A new plot and set of images (3 this time) are below.
Since the biggest difference between these two arms, besides the methods of imaging, is the peak that is supposed to indicate glycosylation is different in all three. The top image below is definitely glycosylated (Arroyo et al, 2018) the AFM image at the bottom of the figure below is “possibly” partly glycosylated from the same authors. There is only ONE image of their deglycosylated SP-D dodecamers that I could find, from which the bottom SP-D trimer was cropped for comparison. The other three arms of that particular dodecamer labeled as deglycosylated SP-D had varying peak heights at the alleged glycosylation site. Whether one, two or three strands of a trimer are glycosylated seems to be an open question, and all the AFM images seem to indicate this since there is consistent peak brightness (height).
The particular trimeric arm of the deglycosylated SP-D molecule (so not a separate trimer, hence the high N term peak brightness), was selected not because of the glycosylation peak absence just because it had similar angles and would fit nicely one above the other.
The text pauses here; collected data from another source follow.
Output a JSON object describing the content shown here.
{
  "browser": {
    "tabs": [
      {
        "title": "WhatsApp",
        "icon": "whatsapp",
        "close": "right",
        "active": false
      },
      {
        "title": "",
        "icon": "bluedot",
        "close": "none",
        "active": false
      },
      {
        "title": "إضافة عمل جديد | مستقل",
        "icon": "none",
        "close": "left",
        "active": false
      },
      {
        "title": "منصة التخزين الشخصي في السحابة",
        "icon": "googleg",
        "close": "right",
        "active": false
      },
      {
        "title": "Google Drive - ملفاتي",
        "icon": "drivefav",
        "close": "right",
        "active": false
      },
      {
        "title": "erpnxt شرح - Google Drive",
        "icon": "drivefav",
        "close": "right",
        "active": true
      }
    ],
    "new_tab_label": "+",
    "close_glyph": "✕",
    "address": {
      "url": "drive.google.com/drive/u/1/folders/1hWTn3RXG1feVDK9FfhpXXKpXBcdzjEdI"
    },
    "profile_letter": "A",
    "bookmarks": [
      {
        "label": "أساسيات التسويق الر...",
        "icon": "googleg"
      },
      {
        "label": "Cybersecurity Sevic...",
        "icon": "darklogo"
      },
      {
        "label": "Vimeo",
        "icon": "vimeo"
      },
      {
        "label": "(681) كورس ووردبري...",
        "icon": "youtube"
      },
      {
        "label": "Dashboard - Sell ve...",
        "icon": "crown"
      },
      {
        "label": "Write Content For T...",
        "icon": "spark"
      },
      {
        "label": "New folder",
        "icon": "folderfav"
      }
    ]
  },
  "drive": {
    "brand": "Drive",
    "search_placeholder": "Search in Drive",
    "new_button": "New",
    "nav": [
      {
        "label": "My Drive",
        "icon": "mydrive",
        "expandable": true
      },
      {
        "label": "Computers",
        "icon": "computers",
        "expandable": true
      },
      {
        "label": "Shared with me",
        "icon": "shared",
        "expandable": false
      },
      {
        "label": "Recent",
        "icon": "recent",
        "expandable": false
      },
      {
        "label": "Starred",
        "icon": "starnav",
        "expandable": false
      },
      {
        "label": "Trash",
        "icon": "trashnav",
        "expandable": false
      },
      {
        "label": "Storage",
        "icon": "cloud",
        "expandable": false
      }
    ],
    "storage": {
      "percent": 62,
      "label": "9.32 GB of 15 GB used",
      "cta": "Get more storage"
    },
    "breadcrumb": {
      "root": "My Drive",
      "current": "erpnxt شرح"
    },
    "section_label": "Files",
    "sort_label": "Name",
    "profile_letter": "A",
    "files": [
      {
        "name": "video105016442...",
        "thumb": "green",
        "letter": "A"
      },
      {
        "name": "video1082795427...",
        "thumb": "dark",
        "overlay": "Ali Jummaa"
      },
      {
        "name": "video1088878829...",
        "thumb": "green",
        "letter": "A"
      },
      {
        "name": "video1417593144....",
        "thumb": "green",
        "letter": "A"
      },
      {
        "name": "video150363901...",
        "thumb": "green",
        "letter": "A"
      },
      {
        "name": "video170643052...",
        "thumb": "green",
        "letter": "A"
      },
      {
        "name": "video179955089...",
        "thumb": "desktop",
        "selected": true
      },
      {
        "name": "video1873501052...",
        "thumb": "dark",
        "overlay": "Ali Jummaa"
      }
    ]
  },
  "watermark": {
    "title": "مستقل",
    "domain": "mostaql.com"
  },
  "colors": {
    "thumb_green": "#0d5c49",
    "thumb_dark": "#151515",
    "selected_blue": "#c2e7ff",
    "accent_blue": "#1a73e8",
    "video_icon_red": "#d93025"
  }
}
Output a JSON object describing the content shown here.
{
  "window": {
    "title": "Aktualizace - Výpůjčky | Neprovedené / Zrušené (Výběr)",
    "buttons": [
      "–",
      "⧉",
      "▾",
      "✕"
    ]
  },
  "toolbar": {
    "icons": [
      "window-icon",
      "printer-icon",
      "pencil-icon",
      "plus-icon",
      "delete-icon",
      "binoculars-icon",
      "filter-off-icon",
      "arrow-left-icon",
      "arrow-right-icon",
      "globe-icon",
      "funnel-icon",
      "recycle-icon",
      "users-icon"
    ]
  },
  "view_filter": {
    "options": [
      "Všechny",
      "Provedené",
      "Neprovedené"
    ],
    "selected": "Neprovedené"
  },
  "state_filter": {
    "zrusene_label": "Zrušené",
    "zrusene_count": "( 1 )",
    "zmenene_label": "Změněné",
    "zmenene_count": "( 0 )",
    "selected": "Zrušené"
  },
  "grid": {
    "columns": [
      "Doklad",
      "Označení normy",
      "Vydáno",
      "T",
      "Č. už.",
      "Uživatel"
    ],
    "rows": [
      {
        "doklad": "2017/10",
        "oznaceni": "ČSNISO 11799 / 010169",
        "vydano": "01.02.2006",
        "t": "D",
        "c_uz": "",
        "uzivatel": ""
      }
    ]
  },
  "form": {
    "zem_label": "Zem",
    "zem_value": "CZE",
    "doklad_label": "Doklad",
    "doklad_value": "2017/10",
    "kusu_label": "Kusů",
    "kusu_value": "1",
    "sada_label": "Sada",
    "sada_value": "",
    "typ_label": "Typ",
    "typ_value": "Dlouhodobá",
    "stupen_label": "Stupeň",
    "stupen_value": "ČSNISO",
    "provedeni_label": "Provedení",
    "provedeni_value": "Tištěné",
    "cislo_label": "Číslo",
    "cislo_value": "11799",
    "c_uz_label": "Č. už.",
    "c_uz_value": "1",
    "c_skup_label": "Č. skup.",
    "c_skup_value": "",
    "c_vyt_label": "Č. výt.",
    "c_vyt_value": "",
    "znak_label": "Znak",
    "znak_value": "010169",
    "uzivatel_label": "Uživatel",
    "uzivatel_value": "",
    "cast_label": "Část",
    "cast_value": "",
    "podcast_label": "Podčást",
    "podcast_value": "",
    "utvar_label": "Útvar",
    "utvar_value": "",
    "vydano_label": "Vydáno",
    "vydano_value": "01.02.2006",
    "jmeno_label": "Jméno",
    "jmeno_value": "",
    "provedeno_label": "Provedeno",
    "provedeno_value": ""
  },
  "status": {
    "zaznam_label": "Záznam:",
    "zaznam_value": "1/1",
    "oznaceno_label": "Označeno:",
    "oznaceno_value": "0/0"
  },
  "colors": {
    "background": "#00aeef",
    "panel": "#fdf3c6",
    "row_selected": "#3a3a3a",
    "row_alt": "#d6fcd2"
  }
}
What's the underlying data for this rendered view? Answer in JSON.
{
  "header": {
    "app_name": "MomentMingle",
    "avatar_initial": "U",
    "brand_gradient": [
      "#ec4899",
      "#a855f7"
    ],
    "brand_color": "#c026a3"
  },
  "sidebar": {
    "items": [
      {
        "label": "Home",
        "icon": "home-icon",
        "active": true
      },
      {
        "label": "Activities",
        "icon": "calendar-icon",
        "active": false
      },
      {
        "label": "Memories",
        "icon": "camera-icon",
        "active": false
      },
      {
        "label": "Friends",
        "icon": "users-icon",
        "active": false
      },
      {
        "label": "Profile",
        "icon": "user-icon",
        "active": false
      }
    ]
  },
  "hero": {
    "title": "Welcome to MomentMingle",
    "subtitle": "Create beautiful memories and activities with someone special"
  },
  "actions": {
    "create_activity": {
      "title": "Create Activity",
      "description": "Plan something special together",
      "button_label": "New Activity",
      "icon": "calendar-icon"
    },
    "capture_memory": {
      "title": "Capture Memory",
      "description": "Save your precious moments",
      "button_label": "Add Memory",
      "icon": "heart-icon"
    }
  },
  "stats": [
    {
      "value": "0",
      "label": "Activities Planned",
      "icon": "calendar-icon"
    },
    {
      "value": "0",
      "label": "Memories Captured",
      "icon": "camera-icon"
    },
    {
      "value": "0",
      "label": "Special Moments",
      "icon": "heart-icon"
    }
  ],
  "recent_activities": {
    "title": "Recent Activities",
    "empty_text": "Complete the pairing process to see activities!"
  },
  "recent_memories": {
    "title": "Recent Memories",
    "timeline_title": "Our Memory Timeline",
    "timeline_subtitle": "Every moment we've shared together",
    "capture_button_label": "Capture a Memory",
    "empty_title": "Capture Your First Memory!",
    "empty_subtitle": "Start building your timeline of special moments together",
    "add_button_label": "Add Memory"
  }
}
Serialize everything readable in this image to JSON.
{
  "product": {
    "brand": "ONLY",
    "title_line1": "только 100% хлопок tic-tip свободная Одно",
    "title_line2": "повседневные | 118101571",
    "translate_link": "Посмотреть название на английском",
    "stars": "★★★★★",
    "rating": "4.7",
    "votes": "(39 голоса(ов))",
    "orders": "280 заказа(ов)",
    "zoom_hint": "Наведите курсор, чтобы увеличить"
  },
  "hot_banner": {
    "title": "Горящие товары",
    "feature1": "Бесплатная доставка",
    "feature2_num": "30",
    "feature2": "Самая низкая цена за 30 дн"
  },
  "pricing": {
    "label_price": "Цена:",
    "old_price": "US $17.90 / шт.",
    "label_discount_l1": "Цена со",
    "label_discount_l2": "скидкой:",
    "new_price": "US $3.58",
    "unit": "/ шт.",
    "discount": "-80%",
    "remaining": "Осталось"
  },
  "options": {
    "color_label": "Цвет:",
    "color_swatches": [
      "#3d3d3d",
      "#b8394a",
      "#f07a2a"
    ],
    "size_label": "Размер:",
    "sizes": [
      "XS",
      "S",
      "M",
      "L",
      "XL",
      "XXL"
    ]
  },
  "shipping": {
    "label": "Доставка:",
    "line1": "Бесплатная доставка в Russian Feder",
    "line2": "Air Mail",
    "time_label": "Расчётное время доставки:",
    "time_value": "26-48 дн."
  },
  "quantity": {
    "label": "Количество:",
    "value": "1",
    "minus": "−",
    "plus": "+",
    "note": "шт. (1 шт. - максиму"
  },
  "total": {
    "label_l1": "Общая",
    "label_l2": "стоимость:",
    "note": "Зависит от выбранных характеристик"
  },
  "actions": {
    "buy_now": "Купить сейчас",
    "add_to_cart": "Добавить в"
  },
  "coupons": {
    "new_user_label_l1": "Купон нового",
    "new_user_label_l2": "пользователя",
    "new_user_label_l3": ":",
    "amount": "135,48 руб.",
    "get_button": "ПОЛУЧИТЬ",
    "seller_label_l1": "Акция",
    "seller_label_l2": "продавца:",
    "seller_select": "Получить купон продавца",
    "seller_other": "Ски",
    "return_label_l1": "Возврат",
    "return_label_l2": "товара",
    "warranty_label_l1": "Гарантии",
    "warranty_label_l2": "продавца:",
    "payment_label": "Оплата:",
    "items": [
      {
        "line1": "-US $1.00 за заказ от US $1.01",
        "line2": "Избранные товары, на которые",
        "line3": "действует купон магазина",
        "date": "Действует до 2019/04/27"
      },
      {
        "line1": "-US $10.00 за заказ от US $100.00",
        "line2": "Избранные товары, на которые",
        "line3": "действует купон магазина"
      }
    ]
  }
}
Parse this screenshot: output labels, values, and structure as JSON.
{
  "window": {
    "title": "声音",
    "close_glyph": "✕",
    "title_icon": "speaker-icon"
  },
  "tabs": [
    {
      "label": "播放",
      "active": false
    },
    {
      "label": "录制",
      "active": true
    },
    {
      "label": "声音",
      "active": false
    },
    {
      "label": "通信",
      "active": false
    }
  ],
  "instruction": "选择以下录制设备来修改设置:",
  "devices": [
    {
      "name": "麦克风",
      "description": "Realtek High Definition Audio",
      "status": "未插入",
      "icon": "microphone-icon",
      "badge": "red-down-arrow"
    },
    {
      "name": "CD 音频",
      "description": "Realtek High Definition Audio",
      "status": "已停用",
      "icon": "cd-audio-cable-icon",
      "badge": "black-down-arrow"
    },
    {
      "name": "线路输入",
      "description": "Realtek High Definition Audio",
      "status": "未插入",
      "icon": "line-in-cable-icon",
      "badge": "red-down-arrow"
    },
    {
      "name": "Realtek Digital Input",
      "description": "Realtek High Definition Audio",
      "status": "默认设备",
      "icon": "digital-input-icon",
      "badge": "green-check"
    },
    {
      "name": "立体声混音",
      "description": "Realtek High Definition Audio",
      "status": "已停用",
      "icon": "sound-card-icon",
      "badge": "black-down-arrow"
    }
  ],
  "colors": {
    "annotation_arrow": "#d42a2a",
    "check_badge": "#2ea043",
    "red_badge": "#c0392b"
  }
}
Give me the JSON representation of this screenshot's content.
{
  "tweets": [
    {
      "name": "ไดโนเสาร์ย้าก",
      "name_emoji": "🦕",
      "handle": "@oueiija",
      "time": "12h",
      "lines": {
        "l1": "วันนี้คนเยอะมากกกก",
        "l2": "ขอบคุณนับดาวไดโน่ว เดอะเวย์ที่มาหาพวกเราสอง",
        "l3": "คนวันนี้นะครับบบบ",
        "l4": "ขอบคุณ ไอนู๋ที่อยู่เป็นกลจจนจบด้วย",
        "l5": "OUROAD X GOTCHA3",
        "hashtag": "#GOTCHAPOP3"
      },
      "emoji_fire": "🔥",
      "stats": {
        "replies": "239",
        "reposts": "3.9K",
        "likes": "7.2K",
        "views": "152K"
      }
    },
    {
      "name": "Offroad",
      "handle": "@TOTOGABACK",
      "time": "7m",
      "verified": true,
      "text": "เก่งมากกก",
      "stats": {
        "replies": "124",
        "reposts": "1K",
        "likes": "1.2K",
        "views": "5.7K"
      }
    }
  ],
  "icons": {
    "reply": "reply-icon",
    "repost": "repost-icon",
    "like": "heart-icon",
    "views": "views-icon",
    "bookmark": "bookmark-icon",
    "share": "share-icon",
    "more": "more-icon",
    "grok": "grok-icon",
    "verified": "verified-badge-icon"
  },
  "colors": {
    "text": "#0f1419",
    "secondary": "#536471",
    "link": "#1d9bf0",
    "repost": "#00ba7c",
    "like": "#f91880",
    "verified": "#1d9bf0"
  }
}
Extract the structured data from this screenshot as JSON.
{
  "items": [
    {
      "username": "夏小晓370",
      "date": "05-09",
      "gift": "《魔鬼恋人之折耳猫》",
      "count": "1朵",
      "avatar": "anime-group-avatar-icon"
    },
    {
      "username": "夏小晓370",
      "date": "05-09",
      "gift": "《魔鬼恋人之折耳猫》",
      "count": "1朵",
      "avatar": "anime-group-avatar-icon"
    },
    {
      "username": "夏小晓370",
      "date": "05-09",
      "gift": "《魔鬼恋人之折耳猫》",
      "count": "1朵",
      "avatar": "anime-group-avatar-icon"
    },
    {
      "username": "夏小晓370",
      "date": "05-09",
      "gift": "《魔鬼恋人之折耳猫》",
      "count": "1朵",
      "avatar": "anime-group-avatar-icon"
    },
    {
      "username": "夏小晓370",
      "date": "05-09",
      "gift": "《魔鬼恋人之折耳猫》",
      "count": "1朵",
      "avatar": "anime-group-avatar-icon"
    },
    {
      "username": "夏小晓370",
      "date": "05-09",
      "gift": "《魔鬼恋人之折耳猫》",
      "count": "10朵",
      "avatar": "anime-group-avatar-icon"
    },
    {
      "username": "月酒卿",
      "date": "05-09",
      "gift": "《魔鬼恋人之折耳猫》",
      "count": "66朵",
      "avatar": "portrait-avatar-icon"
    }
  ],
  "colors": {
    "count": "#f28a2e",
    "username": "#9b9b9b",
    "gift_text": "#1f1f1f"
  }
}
So the orientation was the primary selection bias, not the glycosylation peak height.
An assembled graphic (below) was prepared with molecules with an approximate shape, size and curvature to show three things: 1) the deepness of the valley between the N term and collagen like domain peaks, 2) the difference in the shadowed image (for which dodecamer the glycosylation state has NOT been determined, but it appears as if it is NOT glycosylated) and 3, the similarities of the peaks (excepting the variable glycosylation peak(s) of the three trimer sections of dodecamers with the two methods, and two separate preparations of SP-D. The grayscale plots on the right hand side of this image below shows the exact tracelines and the resulting plots for each trimer (obtained in ImageJ, exported to csv, plotted in excel). The exciting thing is that the peaks in the two prep methods (AFM and shadowed) are just really wonderfully similar.
I had been skeptical of cropping out any SP-D arms to trace for grayscale levels in the shadowed image and just gave it a try… lest anyone accuse me of “doctoring” data…. no data have been changed, just the outlines. AND one really nice results is that the tiny peak that i have mentioned hundreds of times, that lies in the valley between the N terminus peak and the glycosylation peak is prominent in the shadowed image. If you look at the middle plot left hand side, you see the first tall Nterm peak, and in the shadowed image, a smaller peak on the downslope shoulder.